Я обнаружила, что чтение Галена за чаем, настоянным на лимоне и буквице, способно повергнуть меня в транс и… Словом, я погружалась в дремоту, а потом, когда просыпалась (если при этом в руках у меня – точнее, на левой ладони – был какой-либо документ), мне оставалось только занести текст на бумагу, поскольку смысл его непостижимым образом делался мне понятным – независимо от языка оригинала. Это направление Ремесла освоить довольно нетрудно, и потому я не стану описывать подробности моих первых неудачных попыток. (Примечание: одни сестры не без оснований рекомендуют в целях достижения аналогичного эффекта применять готу колу, другие – шлемник бокоцветковый; на меня же эти средства ни малейшего действия не оказали.) Затруднение, однако, состояло в том, что я не могла практиковать этот переводческий трюк при свидетелях и опасалась, что меня застанут в отрубе. Хотя самой мне не доводилось лицезреть себя в таком виде, не побоюсь заявить, что зрелище, должно быть, было малопривлекательное. Представляю, как закатывались мои белки, язык высовывался наружу, как у хамелеона, дабы «изъяснить» содержание рабочего документа; знаю только, что, внезапно очнувшись, я стряхивала с себя оцепенение, хваталась за перо и пергамент и спешно изливала на него извлеченный таким образом смысл. Потом – сон. Эта деятельность очень меня изматывала. Пробудившись, я переписывала текст набело, а черновик, испещренный кляксами и помарками, уничтожала.

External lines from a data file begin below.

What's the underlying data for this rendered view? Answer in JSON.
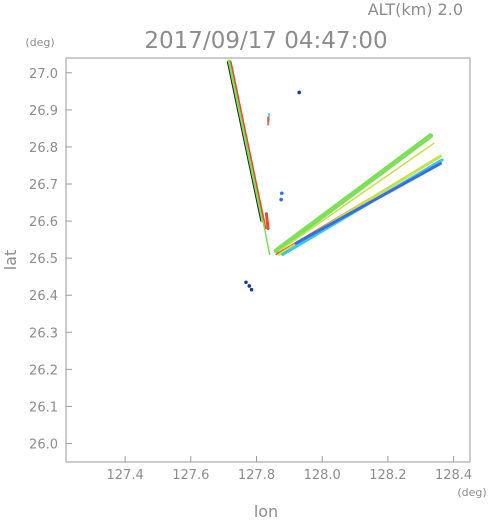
{
  "header": {
    "alt_label": "ALT(km)  2.0",
    "timestamp": "2017/09/17 04:47:00",
    "lat_unit": "(deg)",
    "lon_unit": "(deg)"
  },
  "chart_data": {
    "type": "scatter",
    "title": "2017/09/17 04:47:00",
    "subtitle": "ALT(km)  2.0",
    "xlabel": "lon",
    "ylabel": "lat",
    "xlim": [
      127.22,
      128.45
    ],
    "ylim": [
      25.95,
      27.04
    ],
    "xticks": [
      127.4,
      127.6,
      127.8,
      128.0,
      128.2,
      128.4
    ],
    "yticks": [
      26.0,
      26.1,
      26.2,
      26.3,
      26.4,
      26.5,
      26.6,
      26.7,
      26.8,
      26.9,
      27.0
    ],
    "x_tick_labels": [
      "127.4",
      "127.6",
      "127.8",
      "128.0",
      "128.2",
      "128.4"
    ],
    "y_tick_labels": [
      "26.0",
      "26.1",
      "26.2",
      "26.3",
      "26.4",
      "26.5",
      "26.6",
      "26.7",
      "26.8",
      "26.9",
      "27.0"
    ],
    "grid": false,
    "colors": {
      "text": "#8c8c8c",
      "frame": "#9a9a9a",
      "green": "#7ee05a",
      "yellowgreen": "#c8e04a",
      "red": "#e84a2a",
      "cyan": "#35c8e8",
      "blue": "#3a6ee0",
      "navy": "#1a3a9a",
      "black": "#222222"
    },
    "features": [
      {
        "kind": "band",
        "color": "green",
        "width": 4,
        "points": [
          [
            127.717,
            27.03
          ],
          [
            127.82,
            26.6
          ]
        ]
      },
      {
        "kind": "band",
        "color": "red",
        "width": 1.5,
        "points": [
          [
            127.722,
            27.03
          ],
          [
            127.828,
            26.58
          ]
        ]
      },
      {
        "kind": "band",
        "color": "black",
        "width": 1,
        "points": [
          [
            127.711,
            27.03
          ],
          [
            127.813,
            26.6
          ]
        ]
      },
      {
        "kind": "band",
        "color": "green",
        "width": 1.5,
        "points": [
          [
            127.82,
            26.6
          ],
          [
            127.84,
            26.51
          ]
        ]
      },
      {
        "kind": "band",
        "color": "red",
        "width": 3,
        "points": [
          [
            127.83,
            26.62
          ],
          [
            127.835,
            26.58
          ]
        ]
      },
      {
        "kind": "band",
        "color": "green",
        "width": 5,
        "points": [
          [
            127.86,
            26.52
          ],
          [
            128.33,
            26.83
          ]
        ]
      },
      {
        "kind": "band",
        "color": "yellowgreen",
        "width": 1.5,
        "points": [
          [
            127.87,
            26.52
          ],
          [
            128.34,
            26.81
          ]
        ]
      },
      {
        "kind": "band",
        "color": "red",
        "width": 1.5,
        "points": [
          [
            127.86,
            26.51
          ],
          [
            128.35,
            26.77
          ]
        ]
      },
      {
        "kind": "band",
        "color": "yellowgreen",
        "width": 3,
        "points": [
          [
            127.87,
            26.51
          ],
          [
            128.36,
            26.775
          ]
        ]
      },
      {
        "kind": "band",
        "color": "cyan",
        "width": 3,
        "points": [
          [
            127.88,
            26.51
          ],
          [
            128.365,
            26.765
          ]
        ]
      },
      {
        "kind": "band",
        "color": "blue",
        "width": 3,
        "points": [
          [
            127.92,
            26.54
          ],
          [
            128.36,
            26.755
          ]
        ]
      },
      {
        "kind": "band",
        "color": "cyan",
        "width": 1.5,
        "points": [
          [
            127.838,
            26.87
          ],
          [
            127.838,
            26.89
          ]
        ]
      },
      {
        "kind": "band",
        "color": "red",
        "width": 1.5,
        "points": [
          [
            127.835,
            26.86
          ],
          [
            127.835,
            26.88
          ]
        ]
      },
      {
        "kind": "blob",
        "color": "blue",
        "points": [
          [
            127.877,
            26.675
          ],
          [
            127.875,
            26.658
          ]
        ]
      },
      {
        "kind": "blob",
        "color": "navy",
        "points": [
          [
            127.768,
            26.435
          ],
          [
            127.778,
            26.425
          ],
          [
            127.785,
            26.415
          ]
        ]
      },
      {
        "kind": "blob",
        "color": "navy",
        "points": [
          [
            127.93,
            26.947
          ]
        ]
      }
    ]
  }
}
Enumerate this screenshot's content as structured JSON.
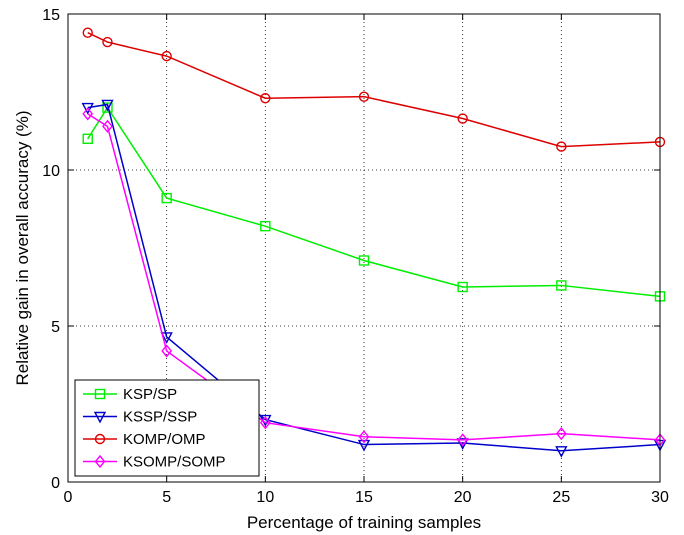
{
  "chart_data": {
    "type": "line",
    "xlabel": "Percentage of training samples",
    "ylabel": "Relative gain in overall accuracy (%)",
    "xlim": [
      0,
      30
    ],
    "ylim": [
      0,
      15
    ],
    "xticks": [
      0,
      5,
      10,
      15,
      20,
      25,
      30
    ],
    "yticks": [
      0,
      5,
      10,
      15
    ],
    "grid": true,
    "grid_style": "dotted",
    "legend_position": "bottom-left",
    "x": [
      1,
      2,
      5,
      10,
      15,
      20,
      25,
      30
    ],
    "series": [
      {
        "name": "KSP/SP",
        "color": "#00ee00",
        "marker": "square",
        "values": [
          11.0,
          12.0,
          9.1,
          8.2,
          7.1,
          6.25,
          6.3,
          5.95
        ]
      },
      {
        "name": "KSSP/SSP",
        "color": "#0000cc",
        "marker": "triangle-down",
        "values": [
          12.0,
          12.1,
          4.65,
          2.0,
          1.2,
          1.25,
          1.0,
          1.2
        ]
      },
      {
        "name": "KOMP/OMP",
        "color": "#dd0000",
        "marker": "circle",
        "values": [
          14.4,
          14.1,
          13.65,
          12.3,
          12.35,
          11.65,
          10.75,
          10.9
        ]
      },
      {
        "name": "KSOMP/SOMP",
        "color": "#ff00ff",
        "marker": "diamond",
        "values": [
          11.8,
          11.4,
          4.2,
          1.9,
          1.45,
          1.35,
          1.55,
          1.35
        ]
      }
    ]
  }
}
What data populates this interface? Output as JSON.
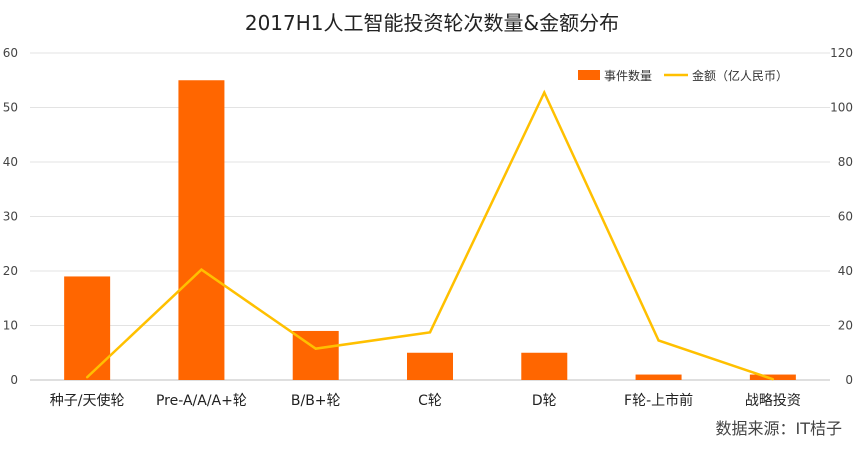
{
  "chart_data": {
    "type": "bar",
    "title": "2017H1人工智能投资轮次数量&金额分布",
    "categories": [
      "种子/天使轮",
      "Pre-A/A/A+轮",
      "B/B+轮",
      "C轮",
      "D轮",
      "F轮-上市前",
      "战略投资"
    ],
    "series": [
      {
        "name": "事件数量",
        "type": "bar",
        "axis": "left",
        "color": "#ff6600",
        "values": [
          19,
          55,
          9,
          5,
          5,
          1,
          1
        ]
      },
      {
        "name": "金额（亿人民币）",
        "type": "line",
        "axis": "right",
        "color": "#ffc000",
        "values": [
          1,
          40.5,
          11.5,
          17.5,
          105.5,
          14.5,
          0.3
        ]
      }
    ],
    "y_left": {
      "min": 0,
      "max": 60,
      "step": 10,
      "ticks": [
        "0",
        "10",
        "20",
        "30",
        "40",
        "50",
        "60"
      ]
    },
    "y_right": {
      "min": 0,
      "max": 120,
      "step": 20,
      "ticks": [
        "0",
        "20",
        "40",
        "60",
        "80",
        "100",
        "120"
      ]
    },
    "grid": true,
    "legend_position": "top-right"
  },
  "source_text": "数据来源：IT桔子"
}
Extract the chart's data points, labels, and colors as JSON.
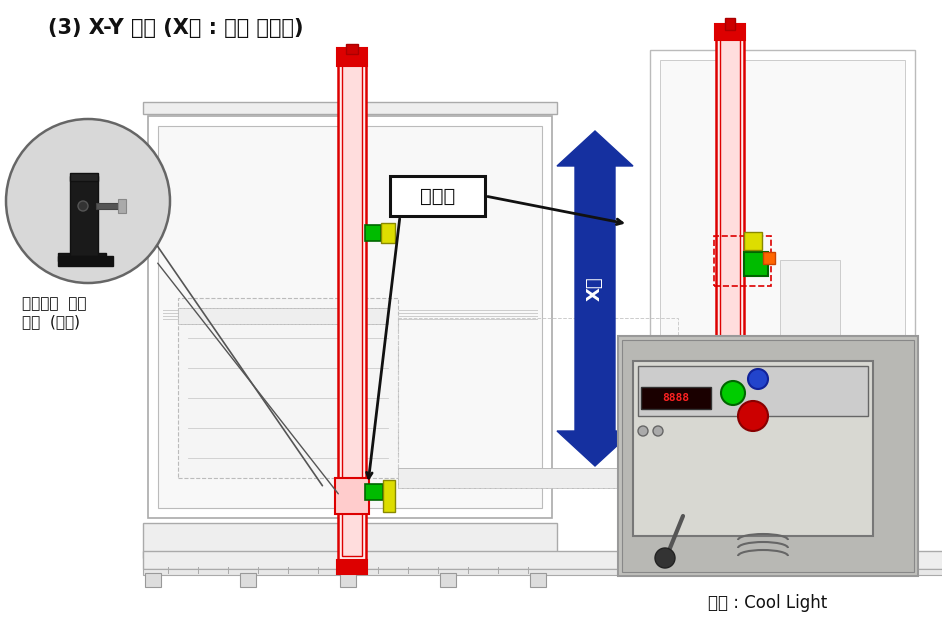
{
  "title": "(3) X-Y 로봇 (X축 : 광원 이동용)",
  "label_gwang_seom_yu": "광섬유",
  "label_gwang_won_height": "광원높이  조정",
  "label_unit_ref": "유닛  (참고)",
  "label_cool_light": "광원 : Cool Light",
  "x_axis_label": "X축",
  "bg_color": "#ffffff",
  "title_color": "#111111",
  "title_fontsize": 15,
  "arrow_color": "#1530a0",
  "red_color": "#dd0000",
  "green_color": "#00bb00",
  "yellow_color": "#dddd00",
  "line_color": "#aaaaaa",
  "dark_line": "#888888"
}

Таким манером я преуспела в переводе не только с испанского, но также и с нидерландского, немецкого, сицилийского, каталанского, чероки, итальянского, греческого, шведского и дюжины прочих языков. Скоро губернатор убедился в моей незаменимости (закрыв глаза на мою отчужденность и странность привычек) и повысил мое жалованье до трехсот долларов в год. Служебная нагрузка была по-прежнему необременительной, и потому я взялась за подработку, переводя многочисленные любовные письма, письма с выражением соболезнований, письма-угрозы и так далее в обмен на деньги, пироги, бутылки портвейна и предложения любого квалифицированного труда, буде таковой мне понадобится. (Так, один житель острова Минорка расширил подвал под нашей кухней. К восторгу Селии. Теперь ей гораздо реже приходилось наведываться на рынок за покупками, так как она продолжала таиться, опасаясь разоблачения.)